Advertising is meant to make consumers buy products. It is a medium of information and persuasion. The effectiveness of an advertisement can be best judged by its ability to enhance sales. Advertisements can enhance sales only if they promise a benefit to the consumer. The promise must be persuasive, unique and relevant to the consumer.
Companies spend huge amounts of money on advertising. In fact, quite a few of them spend as much on their campaigns as they earn from their brands. But companies should be disappointed from the payoff that they get from their spending on advertising. Only about a third of all ad campaigns have a significant immediate impact on sales, and a fewer than a quarter have any prolonged effect.
Senior management is no longer involved in the advertising efforts of the company. Most ad decisions are now relegated to low-level marketing functionaries who are more concerned with selling proposals up the chain of command than with taking risks or achieving excellence. The whole process for developing ads is more focused on working the bureaucracy than on promoting creativity.

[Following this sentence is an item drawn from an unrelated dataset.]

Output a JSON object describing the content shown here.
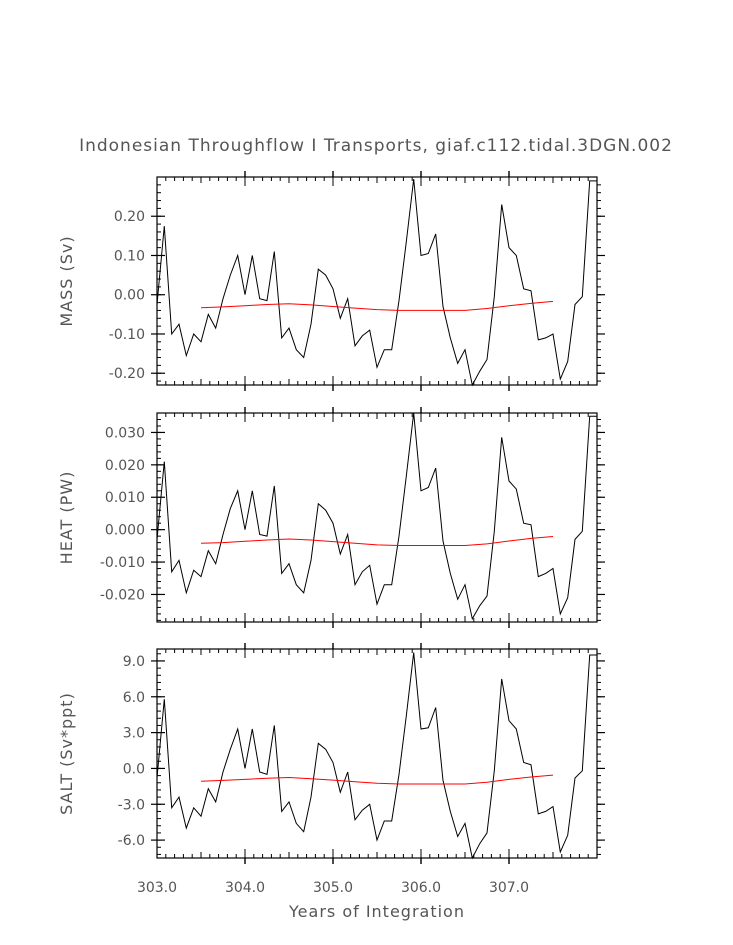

The ad agencies do not have leaders of the type of Leo Burnett and David Ogilvy, and top managers rarely talk to their agency counterparts. As responsibility for advertising has been pushed downwards, companies have come to rely on rigid policies to make ad decisions. These policies give a business-like veneer to an artistic, subjective activity. All ad ideas go through “pretesting” that aims to predict an ad’s performance. Pretesting offers operational simplicity and streamlines a complex and messy process.
But the process is unreliable. Ads with great potential slip through the *****s, while managers waste time tweaking mediocre ads. In most companies an ad has to be approved by layers of bureaucracy and when it comes to senior executives, they are more concerned with reviewing their subordinates’ reasoning than with evaluating the campaign per se.
Because of such policies, the greatest intellectual engagement with a company’s advertisers takes place at the lower levels of management. And these managers are not expected to be creative but to sieve and sift. Therefore they select the safest ads-the ones unlikely to raise the eyebrows of their bosses. And obviously such ads do not move the audience either. The ads that could cause a stir are the first to be rejected.
The top executives need to reconnect with their ad agency and talk to their top people about their company’s brand portfolio and business strategy. The company’s ad policies will have to be reworked to promote creativity. They have to finally maintain a track of the campaigns that have succeeded.